J’ai été interrogé par Marion Dugrenier pour Ouest France. On a parlé du Covid, entre autres :
« Que crève le capitalisme », c’est le titre de votre nouvel ouvrage. Pourquoi ce choix de termes incisifs ?
Il faut utiliser des mots à la mesure de la catastrophe écologique qui est en train de se produire. Cette catastrophe a une dimension historique ! Je veux pointer la responsabilité du système capitaliste et l’interpeller de manière vigoureuse.
La pandémie de coronavirus illustre la plupart de vos arguments. Aviez-vous anticipé la catastrophe ?
De très longue date, des scientifiques nous alertent sur la possibilité de pandémies très graves. Le Covid a une cause dans le système économique actuel : les écosystèmes sont si rapidement détruits que les organismes enfouis, les virus de la jungle, viennent au contact de l’espèce humaine. Ensuite, la diffusion rapide de cette épidémie est le fait d’un trafic aérien frénétique et des déplacements incessants de personnes et de marchandises.
Quelle influence a eu le système capitaliste sur la gestion de la crise sanitaire ?
Le néolibéralisme s’attelle depuis des années à détruire les services publics, notamment celui de la santé. En soi, cette épidémie n’est pas catastrophique : on arrive à soigner les malades, le taux de létalité est faible. Mais l’hôpital et les urgences, affaiblis, n’étaient pas prêts à faire face à l’afflux de patients en réanimation. C’est pour cette raison qu’il a fallu confiner. En saccageant le service public de la santé, le capitalisme a transformé un épisode grave mais gérable en désastre.
Des chercheurs estiment que le confinement mondial de 2020 a provoqué une baisse de plus de 5 % des émissions de CO2 par rapport à l’année précédente. « La plus forte baisse enregistrée dans le monde depuis 50 ans ». Un signe d’espoir selon vous ?
Oui, cela signifie qu’il est tout à fait possible de réduire les émissions de gaz à effet de serre drastiquement et rapidement. C’est l’enjeu prioritaire de notre époque. On peut le faire, en transformant l’activité économique, les voyages en avion, etc.
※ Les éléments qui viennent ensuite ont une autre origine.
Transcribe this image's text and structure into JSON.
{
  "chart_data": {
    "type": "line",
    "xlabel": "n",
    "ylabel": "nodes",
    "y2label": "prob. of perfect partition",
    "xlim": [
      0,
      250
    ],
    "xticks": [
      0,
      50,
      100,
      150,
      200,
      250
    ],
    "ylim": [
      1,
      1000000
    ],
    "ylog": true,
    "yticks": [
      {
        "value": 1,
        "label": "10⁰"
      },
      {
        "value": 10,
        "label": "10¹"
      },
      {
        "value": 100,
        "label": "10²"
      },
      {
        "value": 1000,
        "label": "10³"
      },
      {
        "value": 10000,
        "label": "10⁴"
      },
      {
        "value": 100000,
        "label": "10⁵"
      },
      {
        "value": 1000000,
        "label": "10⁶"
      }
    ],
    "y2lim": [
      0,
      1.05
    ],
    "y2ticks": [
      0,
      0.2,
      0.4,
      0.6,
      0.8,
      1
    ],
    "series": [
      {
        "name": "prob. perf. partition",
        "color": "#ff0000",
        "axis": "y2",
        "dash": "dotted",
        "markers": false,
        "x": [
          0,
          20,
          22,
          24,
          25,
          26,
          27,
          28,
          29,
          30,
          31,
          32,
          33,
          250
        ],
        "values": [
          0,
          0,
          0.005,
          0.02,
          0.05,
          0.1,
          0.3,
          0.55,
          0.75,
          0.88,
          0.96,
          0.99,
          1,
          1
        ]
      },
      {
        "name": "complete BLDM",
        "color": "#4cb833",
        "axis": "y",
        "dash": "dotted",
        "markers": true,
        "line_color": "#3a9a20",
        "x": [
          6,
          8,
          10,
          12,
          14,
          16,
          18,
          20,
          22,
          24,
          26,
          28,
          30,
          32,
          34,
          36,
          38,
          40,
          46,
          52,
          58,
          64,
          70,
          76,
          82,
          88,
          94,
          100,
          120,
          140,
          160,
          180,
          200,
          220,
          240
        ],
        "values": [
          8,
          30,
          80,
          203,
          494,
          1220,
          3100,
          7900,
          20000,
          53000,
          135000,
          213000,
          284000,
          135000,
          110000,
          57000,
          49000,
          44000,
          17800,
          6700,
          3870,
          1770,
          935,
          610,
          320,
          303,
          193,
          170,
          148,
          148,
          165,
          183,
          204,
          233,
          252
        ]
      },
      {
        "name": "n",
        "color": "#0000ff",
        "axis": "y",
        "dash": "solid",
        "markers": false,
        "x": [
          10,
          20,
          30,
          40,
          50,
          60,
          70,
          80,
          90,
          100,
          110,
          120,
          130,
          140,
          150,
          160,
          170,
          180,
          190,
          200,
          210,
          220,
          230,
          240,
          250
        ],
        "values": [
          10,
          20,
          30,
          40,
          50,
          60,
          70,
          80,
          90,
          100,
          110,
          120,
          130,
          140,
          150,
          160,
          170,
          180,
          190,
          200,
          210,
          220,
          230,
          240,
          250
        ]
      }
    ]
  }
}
Le problème est qu’il faudrait le faire par un choix collectif, réfléchi, qui crée des emplois, et non pas de cette façon imposée par l’urgence, avec des conséquences graves en termes de chômage.
Vous prônez une politique de sobriété. En quoi consiste-t-elle et qui concerne-t-elle en priorité ?
La réduction des inégalités et la redistribution des richesses sont le verrou de la situation actuelle. Selon une étude du Laboratoire sur les inégalités mondiales, parue en 2015, les 10 % les plus riches sont responsables de 45 % des émissions totales de gaz à effet de serre. Si on réduit fortement les inégalités, on réduira une partie importante des émissions.
Mais cela ne semble pas être la voie choisie aujourd’hui pour faire face à la crise ?
Le gouvernement français n’accorde qu’une attention de façade aux enjeux écologiques. Il crée des mécanismes de soutien aux entreprises sans conditionnalité écologique et sociale. Alors que des secteurs absolument essentiels pour l’avenir, l’environnement et l’emploi, comme l’agriculture, la rénovation énergétique, les mobilités alternatives ou le service public de la santé ne reçoivent, eux, aucun véritable soutien. Le gouvernement est au service des capitalistes. Il ne défend pas fondamentalement l’intérêt général, mais le maintien d’un système inégalitaire et d’une logique de croissance et de productivisme.
En parallèle, dans l’actualité, on voit se systématiser une rhétorique qui vise à décrédibiliser le mouvement écologiste...
C’est un signe de plus que le débat politique se polarise. Il se réorganise autour d’une opposition entre ceux qui soutiennent le capitalisme et ceux qui veulent une voie écologique nouvelle. Lorsqu’Emmanuel Macron qualifie les écologistes de partisans du « modèle Amish » ou qu’Éric Dupond-Moretti évoque les « ayatollahs de l’écologie », ils recourent à l’injure car ils n’ont pas d’argument. Cela veut aussi dire que les écologistes prennent de plus en plus de poids et sont de plus en plus pertinents.